Asset Something of value that an individual or a
firm owns; in particular, a financial claim.
Balance sheet A statement that shows an
individual’s or a firm’s financial position on a
particular day.
Bank capital The difference between the value
of a bank’s assets and the value of its liabilities;
also called shareholders’ equity.
Bank leverage The ratio of the value of a bank’s
assets to the value of its capital, the inverse of
which (capital to assets) is called a bank’s
leverage ratio.
Checkable deposits Accounts against which
depositors can write checks.
Credit rationing The restriction of credit by
lenders such that borrowers cannot obtain the
funds they desire at the given interest rate.
Credit risk The risk that borrowers might default
on their loans.
Credit-risk analysis The process that bank loan
officers use to screen loan applicants.
Dual banking system The system in the United
States in which banks are chartered by either a
state government or the federal government.
Duration analysis An analysis of how sensitive a
bank’s capital is to changes in market interest
rates.
Excess reserves Any reserves banks hold above
those necessary to meet reserve requirements.
Federal deposit insurance A government
guarantee of deposit account balances up to
$250,000.
Gap analysis An analysis of the difference, or
gap, between the dollar value of a bank’s
variable-rate assets and the dollar value of its
variable-rate liabilities.
Interest-rate risk The effect of a change in
market interest rates on a bank’s profit or capital.
Leverage A measure of how much debt an
investor assumes in making an investment.
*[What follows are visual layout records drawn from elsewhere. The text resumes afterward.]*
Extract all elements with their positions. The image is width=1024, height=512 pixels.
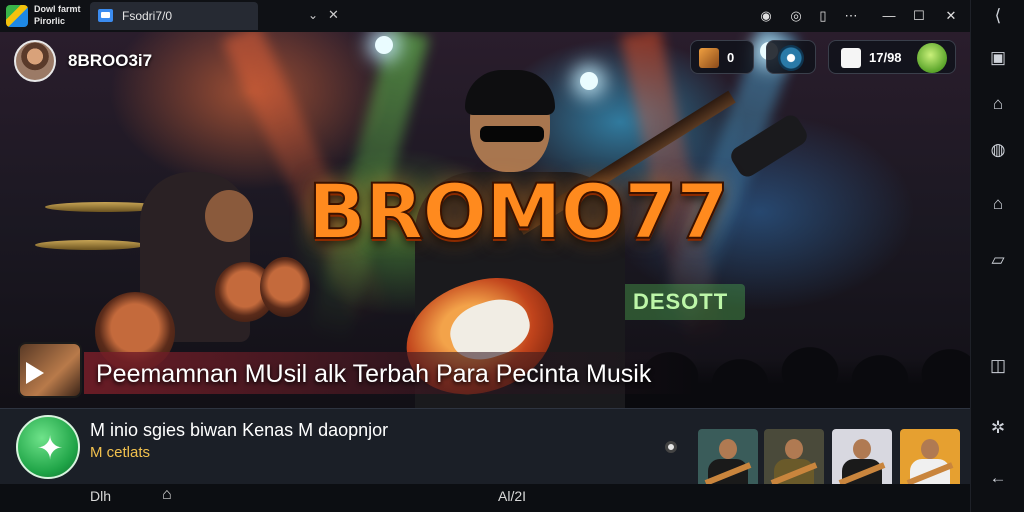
drum (260, 257, 310, 317)
panel-title: M inio sgies biwan Kenas M daopnjor (90, 420, 389, 440)
cymbal (35, 240, 145, 250)
info-panel: ✦ M inio sgies biwan Kenas M daopnjor M … (0, 408, 970, 489)
stage-light (375, 36, 393, 54)
minimize-icon[interactable]: — (878, 5, 900, 27)
play-icon[interactable] (26, 362, 44, 384)
gift-count: 17/98 (869, 50, 902, 65)
title-bar: Dowl farmt Pirorlic Fsodri7/0 ⌄ ✕ ◉ ◎ ▯ ⋯ — ☐… (0, 0, 970, 32)
video-thumbnail-2[interactable] (764, 429, 824, 489)
streamer-name: 8BROO3i7 (68, 51, 153, 70)
account-icon[interactable]: ◉ (755, 5, 777, 27)
nav-recents[interactable]: Dlh (90, 488, 111, 504)
live-button[interactable] (766, 40, 816, 74)
back-icon[interactable]: ← (984, 464, 1012, 492)
panel-subtitle[interactable]: M cetlats (90, 444, 150, 461)
settings-icon[interactable]: ✲ (984, 414, 1012, 442)
close-window-icon[interactable]: ✕ (940, 5, 962, 27)
files-icon[interactable]: ▱ (984, 246, 1012, 274)
guitarist-hair (465, 70, 555, 115)
video-thumbnail-1[interactable] (698, 429, 758, 489)
caption-thumbnail[interactable] (18, 342, 82, 398)
caption-text: Peemamnan MUsil alk Terbah Para Pecinta … (96, 360, 652, 388)
now-playing-caption[interactable]: Peemamnan MUsil alk Terbah Para Pecinta … (18, 340, 698, 398)
brand-logo-text: BROMO77 (307, 166, 730, 257)
bottom-nav-bar: Dlh ⌂ Al/2I (0, 484, 970, 512)
close-icon[interactable]: ✕ (328, 7, 339, 23)
video-thumbnail-4[interactable] (900, 429, 960, 489)
home-outline-icon[interactable]: ⌂ (162, 486, 172, 504)
star-check-icon[interactable]: ✦ (16, 415, 80, 479)
screen-icon[interactable]: ▣ (984, 44, 1012, 72)
gallery-count: 0 (727, 50, 735, 65)
gift-counter[interactable]: 17/98 (828, 40, 956, 74)
thumbnail-person-head (853, 439, 871, 459)
live-stream-view[interactable]: CI DESOTT BROMO77 8BROO3i7 0 17/98 Peema… (0, 32, 970, 408)
avatar[interactable] (14, 40, 56, 82)
stage-light (580, 72, 598, 90)
live-icon (778, 45, 804, 71)
drummer-head (205, 190, 253, 242)
user-icon[interactable]: ⌂ (984, 90, 1012, 118)
tab-active[interactable]: Fsodri7/0 ⌄ ✕ (90, 2, 339, 30)
tab-title: Fsodri7/0 (122, 9, 173, 23)
pager-dot[interactable] (665, 441, 677, 453)
chevron-down-icon[interactable]: ⌄ (308, 8, 318, 22)
gift-icon (841, 48, 861, 68)
bookmark-icon[interactable]: ▯ (812, 5, 834, 27)
gallery-button[interactable]: 0 (690, 40, 754, 74)
thumbnail-person-head (719, 439, 737, 459)
home-icon[interactable]: ⌂ (984, 190, 1012, 218)
emoji-icon[interactable] (917, 43, 947, 73)
thumbnail-person-head (921, 439, 939, 459)
collapse-icon[interactable]: ⟨ (984, 2, 1012, 30)
streamer-profile[interactable]: 8BROO3i7 (14, 40, 152, 82)
help-icon[interactable]: ◎ (785, 5, 807, 27)
menu-dots-icon[interactable]: ⋯ (840, 5, 862, 27)
window-icon (98, 9, 113, 22)
location-icon[interactable]: ◍ (984, 136, 1012, 164)
thumbnail-person-head (785, 439, 803, 459)
app-name: Dowl farmt Pirorlic (34, 4, 81, 26)
rotate-icon[interactable]: ◫ (984, 352, 1012, 380)
nav-label[interactable]: Al/2I (498, 488, 526, 504)
video-thumbnail-3[interactable] (832, 429, 892, 489)
multicolor-app-icon[interactable] (6, 5, 28, 27)
right-sidebar: ⟨ ▣ ⌂ ◍ ⌂ ▱ ◫ ✲ ← (970, 0, 1024, 512)
sunglasses (480, 126, 544, 142)
gallery-icon (699, 48, 719, 68)
maximize-icon[interactable]: ☐ (908, 5, 930, 27)
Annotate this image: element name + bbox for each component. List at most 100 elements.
Liability Something that an individual or a firm
owes, particularly a financial claim on an
individual or a firm.
Liquidity risk The possibility that a bank may not
be able to meet its cash needs by selling assets or
raising funds at a reasonable cost.
Loan commitment An agreement by a bank to
provide a borrower with a stated amount of funds
during some specified period of time.
Loan sale A financial contract in which a bank
agrees to sell the expected future returns from an
underlying bank loan to a third party.
National bank A federally chartered bank.
Net interest margin The difference between the
interest a bank receives on its securities and loans
and the interest it pays on deposits and debt,
divided by the total value of its earning assets.
Off-balance-sheet activities Activities that do not
affect a bank’s balance sheet because they do not
increase either the bank’s assets or its liabilities.
Prime rate Formerly, the interest rate banks
charged on six-month loans to high-quality
borrowers; currently an interest rate banks charge
primarily to smaller borrowers.
Required reserves Reserves the Fed requires
banks to hold against demand deposit and NOW
account balances.
Reserves A bank asset consisting of vault cash
plus bank deposits with the Federal Reserve.
Return on assets (ROA) The ratio of the value of
a bank’s after-tax profit to the value of its asset.
Return on equity (ROE) The ratio of the value of
a bank’s after-tax profit to the value of its capital.
Standby letter of credit A promise by a bank to
lend funds, if necessary, to a seller of commercial
paper at the time that the commercial paper
matures.
T-account An accounting tool used to show
changes in balance sheet items.
Troubled Asset Relief Program (TARP) A
government program under which the U.S.
Treasury purchased stock in hundreds of banks to
increase the banks’ capital.
Vault cash Cash on hand in a bank; includes
currency in ATMs and deposits with other banks.